I have answered this question to the best of my knowledge but somehow I feel as if I am missing something? Can I further prove this statement or add anything to it?
Question:
Let $m \in \mathbb N$. Prove that the congruence modulo $m$ relation on $\mathbb Z$ is transitive.
My attempt:
Let $a\equiv b \pmod{m}$ and $b\equiv c \pmod{m}$.
Then $a-b \equiv 0 \pmod{m}$ and $b-c\equiv 0 \pmod{m}$.
Adding, $a-c\equiv 0 \pmod{m}$, so $a\equiv c\pmod{m}$.
In some sense, in your proof, you are assuming what you are trying to prove.
When showing a basic property like the transitivity of a congruence relation, it's important to keep in mind what you already "know".

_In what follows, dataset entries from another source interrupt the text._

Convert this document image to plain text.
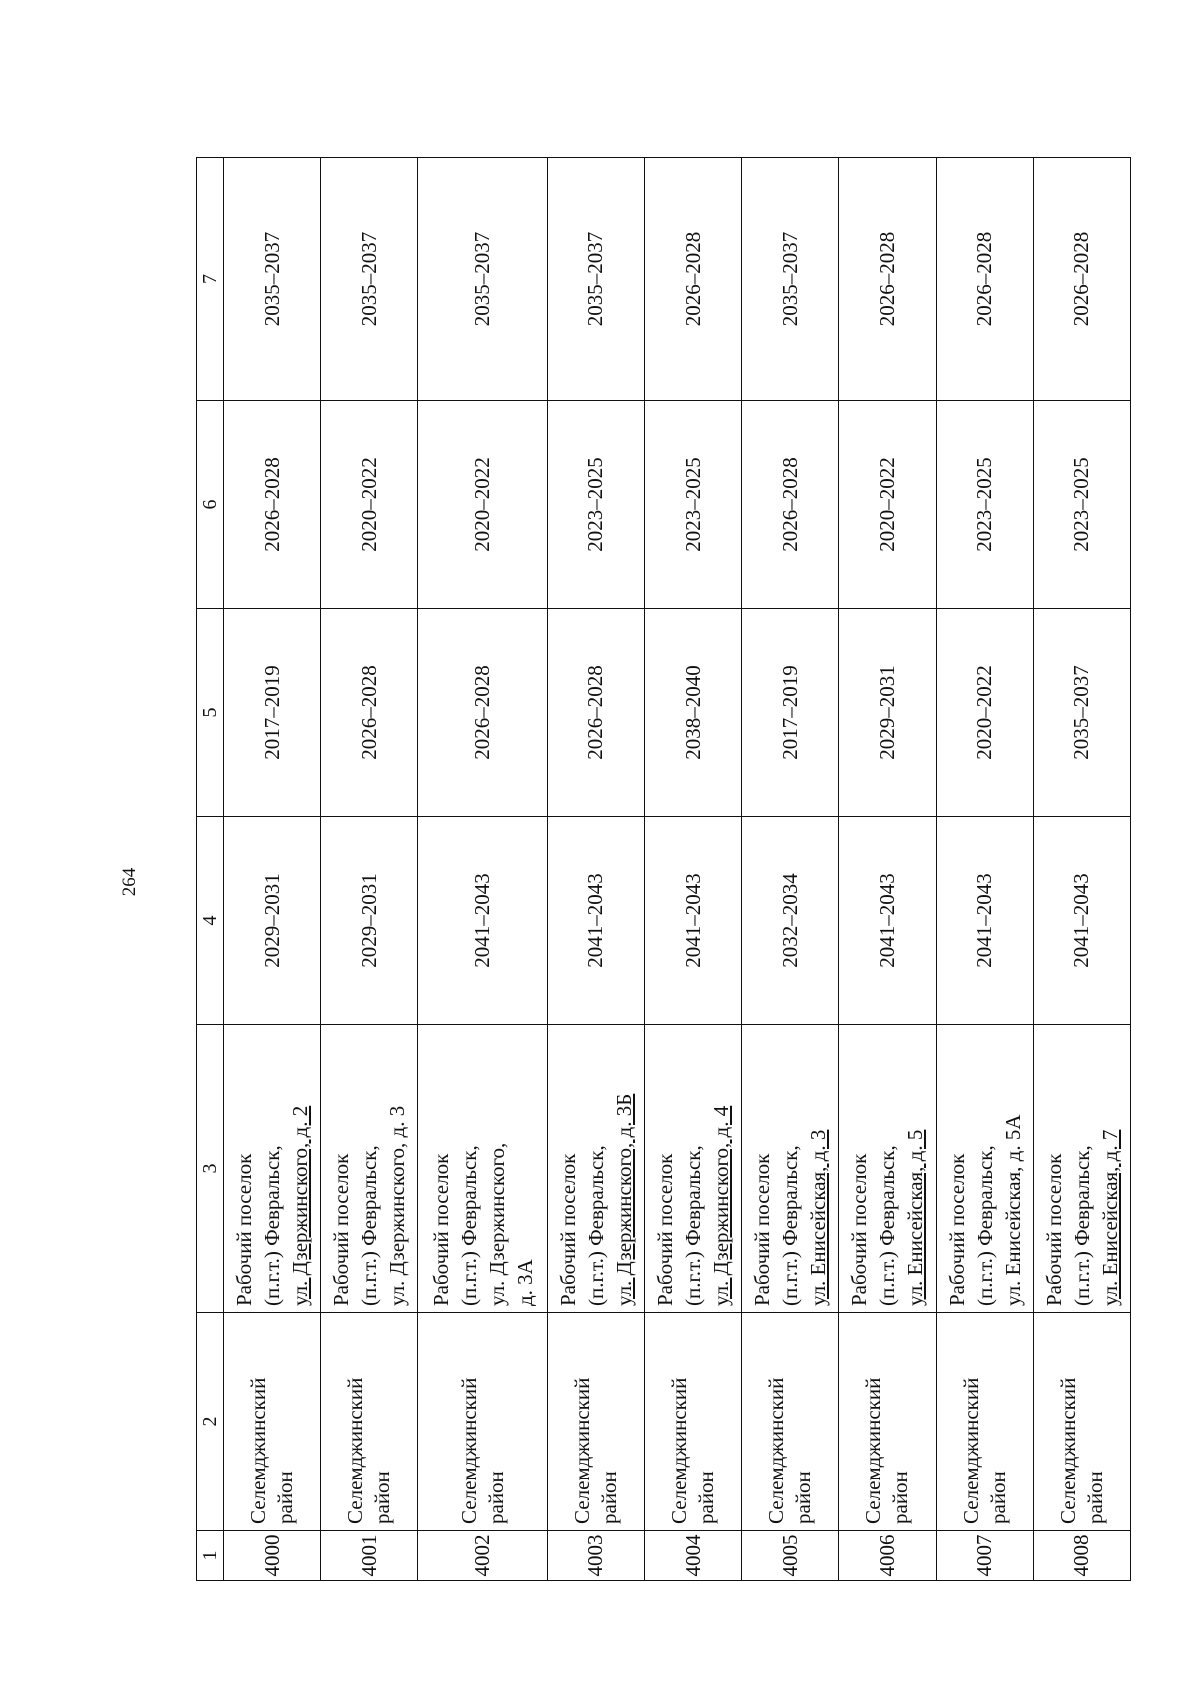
264
1	2	3	4	5	6	7
4000	Селемджинский район	Рабочий поселок (п.г.т.) Февральск, ул. Дзержинского, д. 2	2029–2031	2017–2019	2026–2028	2035–2037
4001	Селемджинский район	Рабочий поселок (п.г.т.) Февральск, ул. Дзержинского, д. 3	2029–2031	2026–2028	2020–2022	2035–2037
4002	Селемджинский район	Рабочий поселок (п.г.т.) Февральск, ул. Дзержинского, д. 3А	2041–2043	2026–2028	2020–2022	2035–2037
4003	Селемджинский район	Рабочий поселок (п.г.т.) Февральск, ул. Дзержинского, д. 3Б	2041–2043	2026–2028	2023–2025	2035–2037
4004	Селемджинский район	Рабочий поселок (п.г.т.) Февральск, ул. Дзержинского, д. 4	2041–2043	2038–2040	2023–2025	2026–2028
4005	Селемджинский район	Рабочий поселок (п.г.т.) Февральск, ул. Енисейская, д. 3	2032–2034	2017–2019	2026–2028	2035–2037
4006	Селемджинский район	Рабочий поселок (п.г.т.) Февральск, ул. Енисейская, д. 5	2041–2043	2029–2031	2020–2022	2026–2028
4007	Селемджинский район	Рабочий поселок (п.г.т.) Февральск, ул. Енисейская, д. 5А	2041–2043	2020–2022	2023–2025	2026–2028
4008	Селемджинский район	Рабочий поселок (п.г.т.) Февральск, ул. Енисейская, д. 7	2041–2043	2035–2037	2023–2025	2026–2028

For example: It seems obvious that $a \equiv b$ (mod $m$) implies that $b \equiv a$ (mod $m$). But at the very beginning, we shouldn't assume this (until it's proven).
To prove something like this you need to either use propositions/theorems you've already established or go back to the definition.
For a homework problem like this I imagine you don't really have any theorems about congruences to work with. This means you're stuck going back to the definition.
Question: How did you define congruences? There are many equivalent ways.
Let's say you defined $a \equiv b$ (mod $m$) to mean there is some integer $k$ such that $a=b+km$. If so we can use what we know about integer arithmetic to rewrite this as: $b=a-km$. Notice that $-k$ is also an integer (since $k$ is) so $b$ and $a$ differ by an integer and we've established that $b \equiv a$ (mod $m$).
Now back to your problem...
Assume $a \equiv b$ (mod $m$) and $b \equiv c$ (mod $m$). So, for example, there exists some $k$ such that $a=b+km$. We can say something about $b$ and $c$ as well. Then combine these two facts and get $a = c + ???m$, make sure ??? is an integer and we'll have established that $a \equiv c$ (mod $m$). Done! :)
I've often seen the congruence relation modulo $m$ defined as "$a\equiv b \pmod{m}$ means m|(a-b)". If that's the definition that you're working with, then the fact you need to use in this proof is: m|p and m|q imply m|(p+q).
Then, using $a-b$ for $p$, and $b-c$ for $q$, you have your result.